Los abogados solemos ser “institucionalistas” frente al poder de los jueces. Es decir, solemos posicionarnos a su favor cuando alertamos riesgos a su poder y posición. La educación jurídica del país, en gran medida, fortalece e incentiva este discurso ya que está acompañada de una retórica que sacraliza el papel del juez y de las decisiones como un antídoto ante los constates cantos de sirena que agitan las democracias. No es casual que las presiones públicas en contra de jueces y cortes se entiendan, a los ojos de nuestro gremio, como una poderosa amenaza que afecta el valor más preciado y prevalente de nuestra institucionalidad: La autonomía judicial.

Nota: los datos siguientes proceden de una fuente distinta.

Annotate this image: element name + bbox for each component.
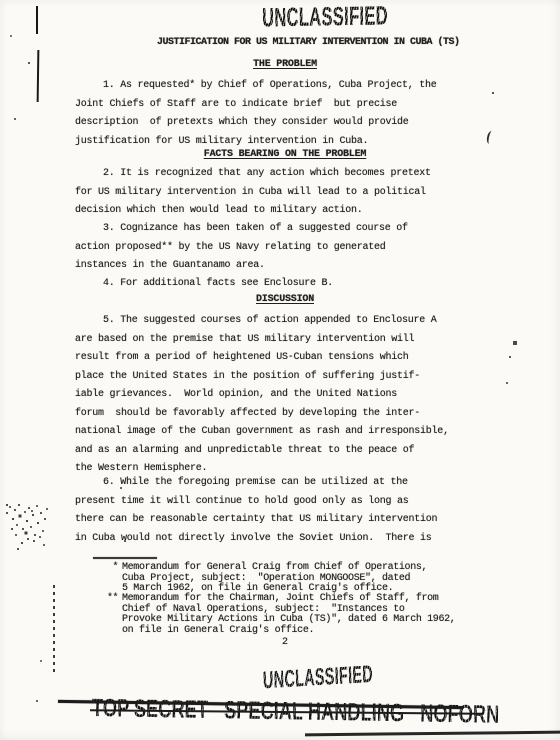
bottom-edge-rule [305, 731, 560, 737]
text-line: 2. It is recognized that any action whic… [75, 165, 495, 184]
document-title: JUSTIFICATION FOR US MILITARY INTERVENTI… [157, 37, 460, 48]
section-heading-the-problem: THE PROBLEM [80, 59, 490, 70]
footnote-2: ** Memorandum for the Chairman, Joint Ch… [98, 594, 455, 636]
text-line: 3. Cognizance has been taken of a sugges… [75, 220, 495, 239]
text-line: decision which then would lead to milita… [75, 202, 495, 221]
text-line: Memorandum for General Craig from Chief … [122, 563, 427, 574]
text-line: national image of the Cuban government a… [75, 423, 495, 442]
paragraph-5: 5. The suggested courses of action appen… [75, 312, 495, 479]
text-line: description of pretexts which they consi… [75, 114, 495, 133]
paragraph-3: 3. Cognizance has been taken of a sugges… [75, 220, 495, 276]
footnote-text: Memorandum for the Chairman, Joint Chief… [122, 594, 455, 636]
text-line: Joint Chiefs of Staff are to indicate br… [75, 96, 495, 115]
scanned-document-page: UNCLASSIFIED JUSTIFICATION FOR US MILITA… [0, 0, 560, 740]
text-line: 6. While the foregoing premise can be ut… [75, 474, 495, 493]
text-line: on file in General Craig's office. [122, 626, 455, 637]
scan-artifact-line [36, 6, 38, 34]
text-line: result from a period of heightened US-Cu… [75, 349, 495, 368]
text-line: Provoke Military Actions in Cuba (TS)", … [122, 615, 455, 626]
text-line: are based on the premise that US militar… [75, 331, 495, 350]
text-line: 1. As requested* by Chief of Operations,… [75, 77, 495, 96]
section-heading-discussion: DISCUSSION [80, 294, 490, 305]
text-line: iable grievances. World opinion, and the… [75, 386, 495, 405]
footnote-text: Memorandum for General Craig from Chief … [122, 563, 427, 595]
text-line: Memorandum for the Chairman, Joint Chief… [122, 594, 455, 605]
text-line: 4. For additional facts see Enclosure B. [75, 275, 495, 294]
unclassified-stamp-top: UNCLASSIFIED [262, 1, 388, 34]
text-line: action proposed** by the US Navy relatin… [75, 239, 495, 258]
text-line: 5. The suggested courses of action appen… [75, 312, 495, 331]
footnote-separator [93, 557, 157, 559]
text-line: in Cuba would not directly involve the S… [75, 530, 495, 549]
footnote-marker: * [98, 563, 122, 574]
unclassified-stamp-bottom: UNCLASSIFIED [263, 661, 374, 695]
footnote-1: * Memorandum for General Craig from Chie… [98, 563, 427, 595]
scan-artifact-specks [0, 0, 2, 2]
scan-artifact-speckle-blob [6, 504, 8, 506]
text-line: place the United States in the position … [75, 368, 495, 387]
text-line: there can be reasonable certainty that U… [75, 511, 495, 530]
scan-artifact-line [37, 50, 39, 102]
text-line: forum should be favorably affected by de… [75, 405, 495, 424]
footnote-marker: ** [98, 594, 122, 605]
text-line: for US military intervention in Cuba wil… [75, 184, 495, 203]
text-line: present time it will continue to hold go… [75, 493, 495, 512]
scan-artifact-dashes [53, 585, 55, 675]
section-heading-facts: FACTS BEARING ON THE PROBLEM [80, 149, 490, 160]
text-line: instances in the Guantanamo area. [75, 257, 495, 276]
paragraph-6: 6. While the foregoing premise can be ut… [75, 474, 495, 548]
paragraph-4: 4. For additional facts see Enclosure B. [75, 275, 495, 294]
banner-noforn: NOFORN [420, 699, 499, 729]
paragraph-2: 2. It is recognized that any action whic… [75, 165, 495, 221]
paragraph-1: 1. As requested* by Chief of Operations,… [75, 77, 495, 151]
page-number: 2 [80, 637, 490, 648]
text-line: and as an alarming and unpredictable thr… [75, 442, 495, 461]
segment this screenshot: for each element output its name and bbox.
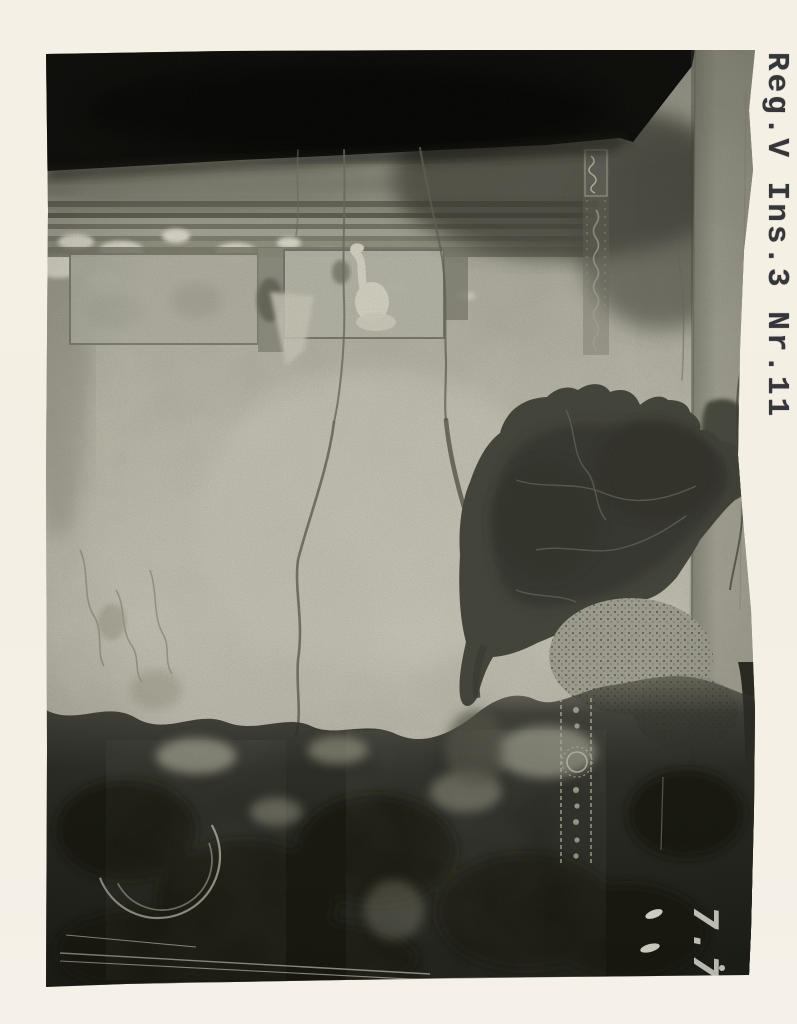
wall-photo-art: 7.7.: [46, 50, 755, 987]
vignette-overlay: [46, 50, 755, 987]
photo-print: { "photo": { "caption_side": "Reg.V Ins.…: [0, 0, 797, 1024]
photo-caption-vertical: Reg.V Ins.3 Nr.11: [752, 52, 794, 472]
wall-photograph: 7.7.: [46, 50, 755, 987]
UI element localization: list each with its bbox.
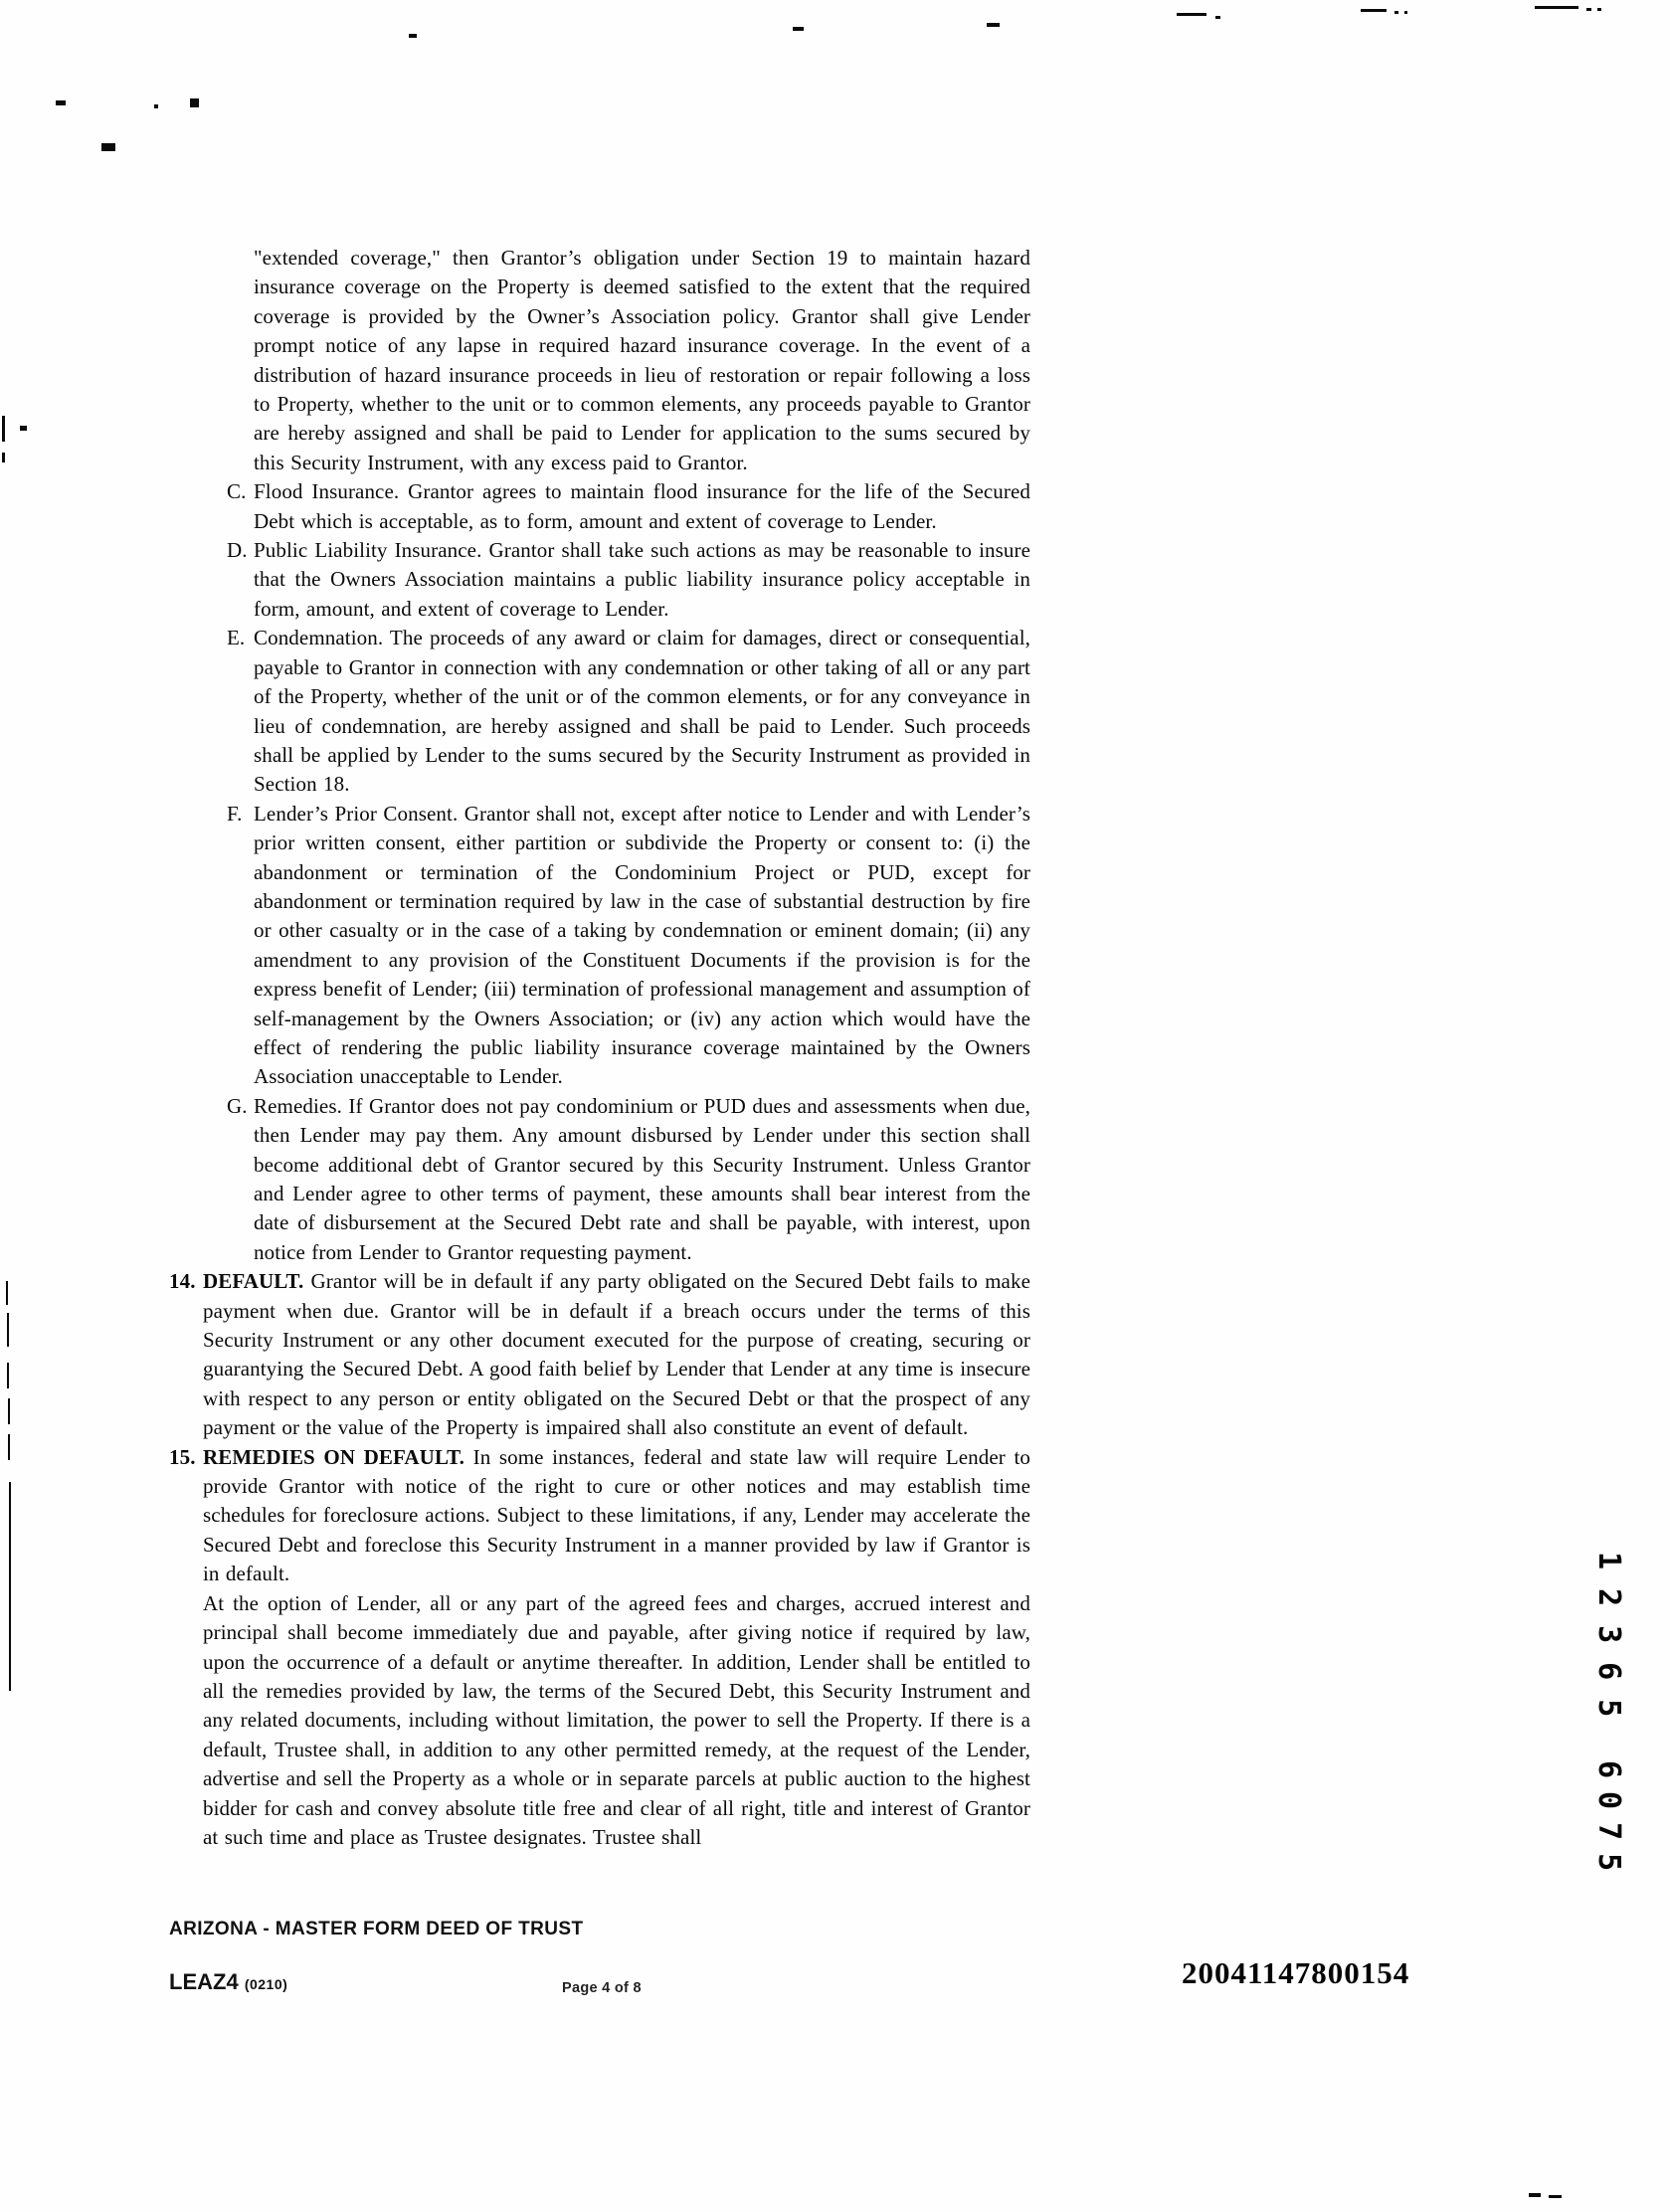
scanned-document-page: "extended coverage," then Grantor’s obli… (0, 0, 1670, 2212)
footer-form-code: LEAZ4 (0210) (169, 1969, 287, 1995)
item-text: Lender’s Prior Consent. Grantor shall no… (254, 802, 1030, 1089)
document-body: "extended coverage," then Grantor’s obli… (169, 244, 1030, 1852)
scan-dash (1535, 6, 1578, 9)
scan-speck (190, 98, 199, 107)
scan-dash (1361, 9, 1387, 12)
scan-speck (56, 100, 66, 105)
section-continuation-text: At the option of Lender, all or any part… (203, 1591, 1030, 1849)
sideways-margin-stamp-bottom: 6075 (1591, 1760, 1625, 1884)
section-15-continuation-paragraph: At the option of Lender, all or any part… (169, 1589, 1030, 1853)
form-code-suffix: (0210) (245, 1976, 287, 1992)
section-15-remedies-on-default: 15. REMEDIES ON DEFAULT. In some instanc… (169, 1443, 1030, 1589)
item-text: Remedies. If Grantor does not pay condom… (254, 1094, 1030, 1264)
scan-speck (20, 426, 27, 431)
scan-speck (987, 23, 1000, 27)
scan-speck (1394, 11, 1398, 14)
scan-mark (2, 416, 5, 442)
scan-margin-line (7, 1363, 9, 1388)
form-code-label: LEAZ4 (169, 1969, 239, 1994)
item-text: Condemnation. The proceeds of any award … (254, 626, 1030, 796)
item-letter: D. (227, 536, 248, 565)
scan-speck (101, 143, 115, 151)
scan-margin-line (7, 1313, 9, 1347)
scan-margin-line (8, 1434, 10, 1460)
scan-speck (1404, 11, 1407, 14)
scan-speck (1586, 8, 1591, 11)
item-letter: C. (227, 477, 246, 506)
scan-dash (1177, 13, 1206, 16)
item-letter: E. (227, 624, 245, 652)
item-letter: G. (227, 1092, 248, 1121)
item-text: Flood Insurance. Grantor agrees to maint… (254, 479, 1030, 532)
section-14-default: 14. DEFAULT. Grantor will be in default … (169, 1267, 1030, 1442)
scan-speck (1529, 2193, 1541, 2197)
recording-number: 20041147800154 (1182, 1955, 1409, 1991)
scan-margin-line (9, 1482, 11, 1691)
footer-form-title: ARIZONA - MASTER FORM DEED OF TRUST (169, 1919, 584, 1940)
scan-speck (793, 27, 804, 31)
section-number: 14. (169, 1267, 196, 1296)
scan-speck (1549, 2195, 1562, 2198)
scan-speck (1597, 8, 1601, 11)
item-text: Public Liability Insurance. Grantor shal… (254, 538, 1030, 621)
item-e-condemnation: E. Condemnation. The proceeds of any awa… (169, 624, 1030, 799)
footer-page-indicator: Page 4 of 8 (562, 1980, 642, 1996)
section-heading: REMEDIES ON DEFAULT. (203, 1445, 464, 1469)
item-c-flood-insurance: C. Flood Insurance. Grantor agrees to ma… (169, 477, 1030, 536)
scan-margin-line (6, 1281, 8, 1305)
scan-speck (2, 453, 5, 462)
intro-paragraph: "extended coverage," then Grantor’s obli… (169, 244, 1030, 477)
sideways-margin-stamp-top: 12365 (1591, 1552, 1625, 1736)
scan-margin-line (8, 1398, 10, 1424)
scan-speck (154, 104, 158, 108)
item-d-public-liability-insurance: D. Public Liability Insurance. Grantor s… (169, 536, 1030, 624)
item-f-lenders-prior-consent: F. Lender’s Prior Consent. Grantor shall… (169, 800, 1030, 1092)
item-g-remedies: G. Remedies. If Grantor does not pay con… (169, 1092, 1030, 1267)
scan-speck (409, 34, 417, 38)
section-number: 15. (169, 1443, 196, 1472)
scan-speck (1215, 16, 1220, 19)
item-letter: F. (227, 800, 242, 829)
intro-paragraph-text: "extended coverage," then Grantor’s obli… (254, 246, 1030, 474)
section-heading: DEFAULT. (203, 1269, 303, 1293)
section-text: Grantor will be in default if any party … (203, 1269, 1030, 1439)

Por supuesto, los jueces han sido vitales en nuestra historia. Han modulado el poder y les han dado forma y materia a nuestros derechos. Sin embargo, su importancia no implica que debamos sustraerlos de las presiones públicas a la están sometidos como participes del gobierno. Los jueces no gobiernan como lo hacen los presidentes o los ministros, pero si participan del gobierno en la medida que toman decisiones con hondos efectos sociales y políticos. No solo decisiones electorales, como elegir el Fiscal General de la Nación, sino también decisiones sobre cómo entender nuestra Constitución y los valores que la caracterizan -que son, tal vez, los actos más importantes en la vida común–. Por eso, con mucha razón, decía Eugenio Zaffaroni que las sentencias son “actos de gobierno judicial”.
El institucionalismo de nuestro gremio ha sido muy eficaz en promover la idea de que los jueces deben actuar en un vacío, casi solemne, de espaldas a la sociedad y en la soledad de los pasillos de la justicia. En ese vacío se deben producir las decisiones, porque es ahí donde se encuentra la autonomía y la neutralidad. La sociedad, en consecuencia, les debe ese espacio; se lo debe al derecho. Esta es una visión elitista y restringida que posiciona al juez por fuera y por arriba de la sociedad.
Sin embargo, hay otras formas de pensar la labor judicial que son menos “elitistas” y mucho más democráticas en donde el derecho este al servicio de la sociedad. La clave de esta visión es pensar que el juez no puede actuar a espaldas de lo que sucede en el mundo, sino que debe ser un participe y, en muchos casos, un gran incentivador y protector de las conversaciones políticas y sociales. Esta posición, como es natural, exige que los jueces sean sensibles a las movilizaciones sociales y que adopten una posición más abierta y menos restrictiva con demandas de la ciudadanía. Es invertir el axioma; antes que la sociedad le deba al derecho, que el derecho le pague las deudas a la sociedad.
El “sitio”, -como lo titularon varios medios de comunicación– que lamentablemente experimentó la Corte Suprema de Justicia la semana pasada, que mantuvo confinados a los magistrados durante horas, ha alentado al gremio jurídico a afilar líneas en favor de la autonomía y supuesta neutralidad de los jueces. La agresión que sufrieron los magistrados y magistradas, condenable y innecesaria, es la fractura en la posibilidad de razonar colectivamente y distorsiona las principales demandas de quienes rodearon a la Corte. Sin embargo, no impide que le sigamos pidiendo al derecho que pague sus deudas y nos de su mejor versión.
Que le pidamos a los jueces que el ritmo de la justicia tenga en cuenta las necesidades sociales; que se cumplan los plazos y que la justicia no se dilate innecesaria, ni interminablemente; que el ejercicio de la autonomía judicial sea responsable y no una martillo para aplastar cualquier cuestionamiento a su labor; y, principalmente, que los jueces no caigan en la trampa de calificar a la ciudadanía y a su reclamos como una fuente de inseguridad ante su posición y poder sino, más bien, en su razón de ser. Tal vez así, con un derecho y unos jueces abiertos a discusiones ciudadanas, la justicia y el derecho, como actos de gobierno, se conviertan en un patrimonio social y no en el dominio de unos cuantos.